Un tiers de leur bonus sera indexé sur des critères sociétaux. Ce sera notamment la réduction de l'émission de carbone ou l'amélioration de la santé au travail. Taper au portefeuille. Cette solution simple, vieille comme le salariat pour obtenir un changement de comportement d'un employé, est utilisé par le groupe Danone pour inciter ses 900 principaux dirigeants à s'engager corps et âmes dans le virage stratégique, "sociétal", dans lequel s'est engagé le groupe.
Frank Riboud, le PDG de Danone, a dévoilé publiquement les grandes lignes de ce dispositif, qui modifie en profondeur, depuis le début de l'année 2008, l'assiette des bonus des dirigeants en réduisant l'impact des critères financiers au profit d'indicateurs sociaux et environnementaux. latribune.fr dévoile les détails de ce dispositif.
"Jusqu'à présent, 60% du bonus des dirigeants était indexé sur des résultats économiques comme la croissance du chiffre d'affaires, la rentabilité et le cash généré, souligne Florence Saliba, le directeur des rémunérations. Le reste, soit 40%, dépendait de la réussite dans la conduite de projets prioritaires et d'objectifs de management". Mais Danone évolue du géant de l'agroalimentaire, qu'il était, vers le spécialiste qui "apporte la santé par l'alimentation au plus grand nombre" qu'il veut devenir. Pour accompagner cette translation, le groupe colle au plus près avec les valeurs qui émergent chez les consommateurs. Valeurs environnementales, sociétales sont bien éloignées des traditionnels impératifs - financiers - des dirigeants d'un groupe de taille mondiale.
"Sous l'impulsion de Frank Riboud, nous avons transformé ce programme de bonus pour le mettre en parfaite cohérence avec notre double projet économique et sociétal", indique Muriel Pénicaud. Désormais, le bonus dépendra de trois grands facteurs : l'économique, le management et le sociétal. Chacun impactera de manière identique le bonus de ces 900 dirigeants.
La phase technique est ensuite engagée. La plus sensible. Le diable se niche toujours dans les détails les plus triviaux, des critères vagues ou flous n'incitant personne à modifier son approche du business. Les études techniques ne modifient pas les critères financiers. La progression de la croissance de l'unité dirigée, la rentabilité ou le cash généré pèseront pour un tiers dans la définition du bonus. Les critères managériaux, modification d'une organisation, lancement d'un grand projet, ne changement pas et pèsent toujours pour un tiers. "Très individualisés, ils sont définis entre le dirigeant et son responsable hiérarchique, en toute transparence avec la direction des ressources humaines", explique Florence Saliba.

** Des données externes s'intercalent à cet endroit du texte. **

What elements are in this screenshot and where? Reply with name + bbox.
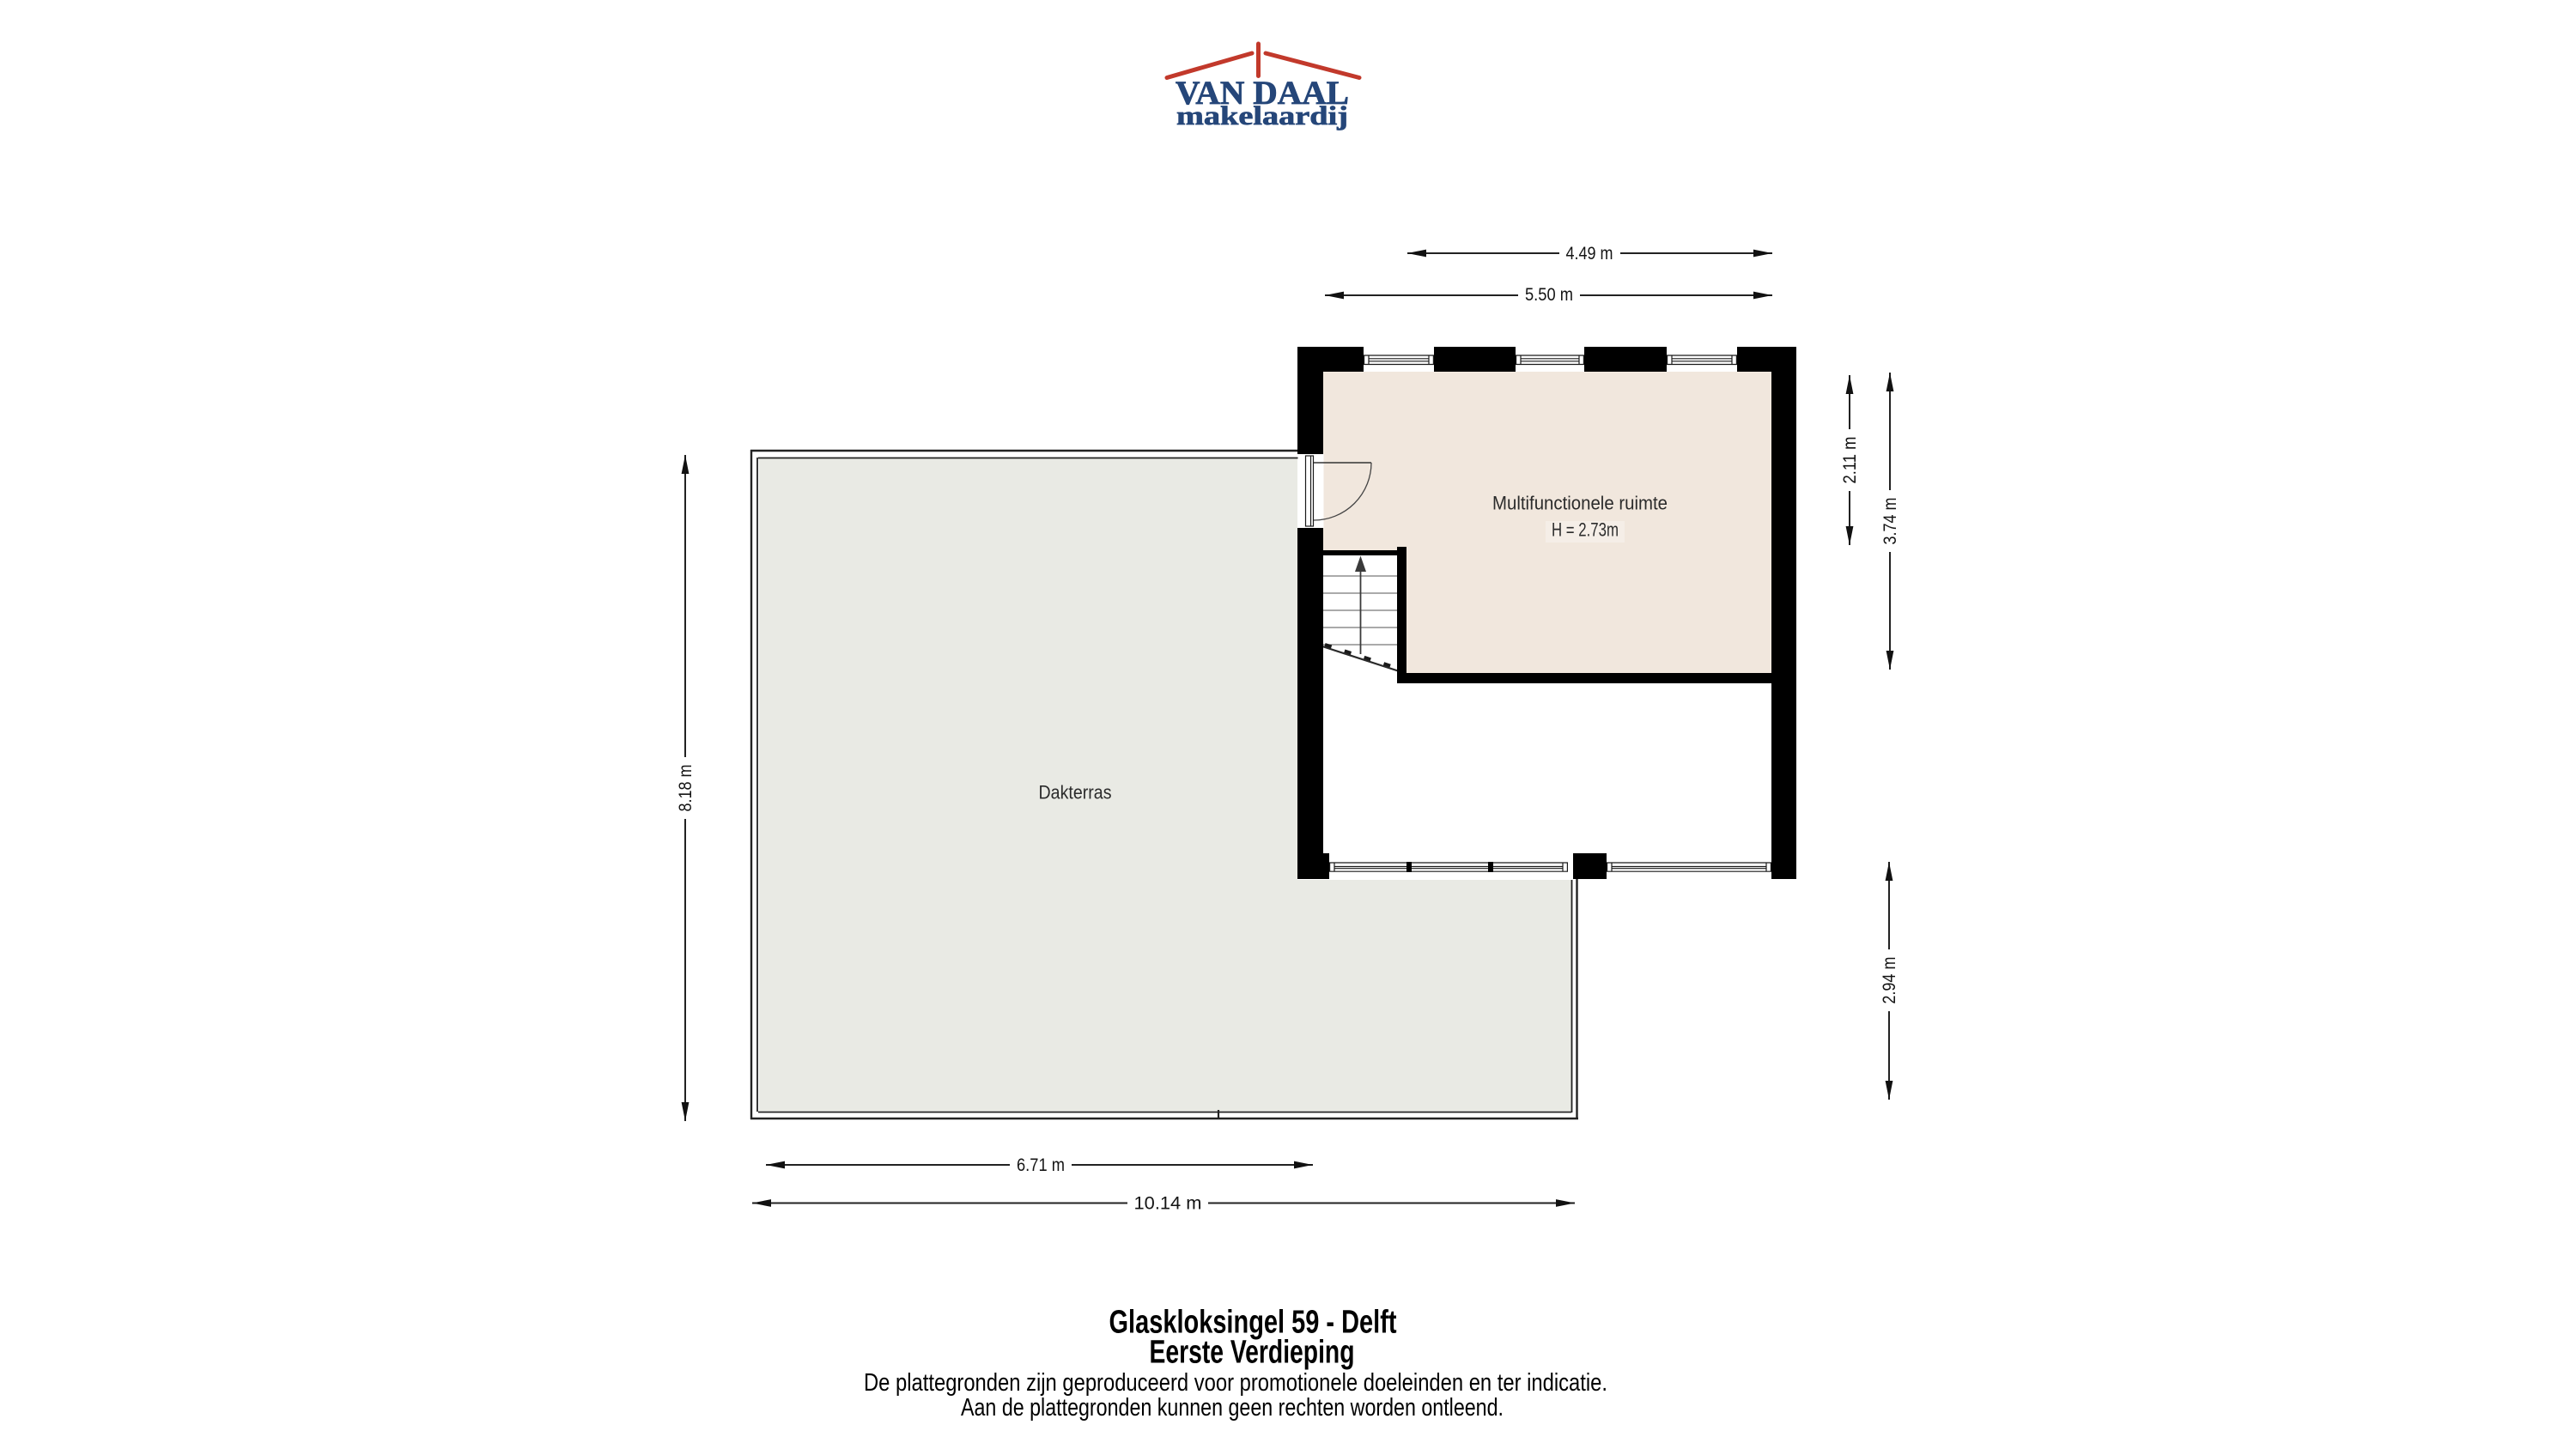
svg-text:6.71 m: 6.71 m <box>1017 1155 1065 1175</box>
svg-text:5.50 m: 5.50 m <box>1525 285 1573 305</box>
svg-text:3.74 m: 3.74 m <box>1880 498 1900 545</box>
svg-text:Aan de plattegronden kunnen ge: Aan de plattegronden kunnen geen rechten… <box>961 1394 1504 1422</box>
svg-text:10.14 m: 10.14 m <box>1134 1194 1202 1214</box>
svg-text:8.18 m: 8.18 m <box>676 765 696 812</box>
svg-text:H = 2.73m: H = 2.73m <box>1552 519 1619 541</box>
svg-text:De plattegronden zijn geproduc: De plattegronden zijn geproduceerd voor … <box>864 1369 1607 1397</box>
svg-text:Multifunctionele ruimte: Multifunctionele ruimte <box>1492 493 1668 514</box>
svg-text:Eerste Verdieping: Eerste Verdieping <box>1150 1335 1355 1371</box>
svg-text:2.11 m: 2.11 m <box>1840 437 1860 484</box>
svg-text:4.49 m: 4.49 m <box>1566 244 1613 264</box>
svg-text:Dakterras: Dakterras <box>1039 782 1112 803</box>
svg-text:makelaardij: makelaardij <box>1176 100 1348 130</box>
svg-text:2.94 m: 2.94 m <box>1880 957 1899 1004</box>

Les équipes RH (ressources humaines) précisent ensuite les critères "sociétaux". Ce qui pourrait sembler d'une complexité sans nom et d'un flou identique est en fait résolu très simplement en classant une série d'indicateurs en deux catégories : l'environnement et les hommes. Au premier chapitre, les dirigeants seront évaluée sur la réduction de la quantité de CO2 émis par l'activité dont ils sont responsables et de la consommation d'eau. Au chapitre "hommes", ces mêmes dirigeants voient une partie de leur bonus indexé sur le taux d'accident de travail et sur l'augmentation du nombre d'heures de formation.
Très déstabilisant pour ces hauts dirigeants habitués à n'être jugé que sur des critères financiers, ce changement a été instillé peu à peu auprès d'eux en même temps que les spécialistes des rémunération du groupe finalisait le projet. "Ce dispositif est à son démarrage et bien sûr sera amené à évoluer avec l'expérience, remarque Muriel Penicaud, DGRH du groupe. Il faut l'expliquer, le nourrir, le faire vivre. Ce dispositif comme l'ensemble des projets RH s'inscrit pleinement dans la stratégie du Groupe".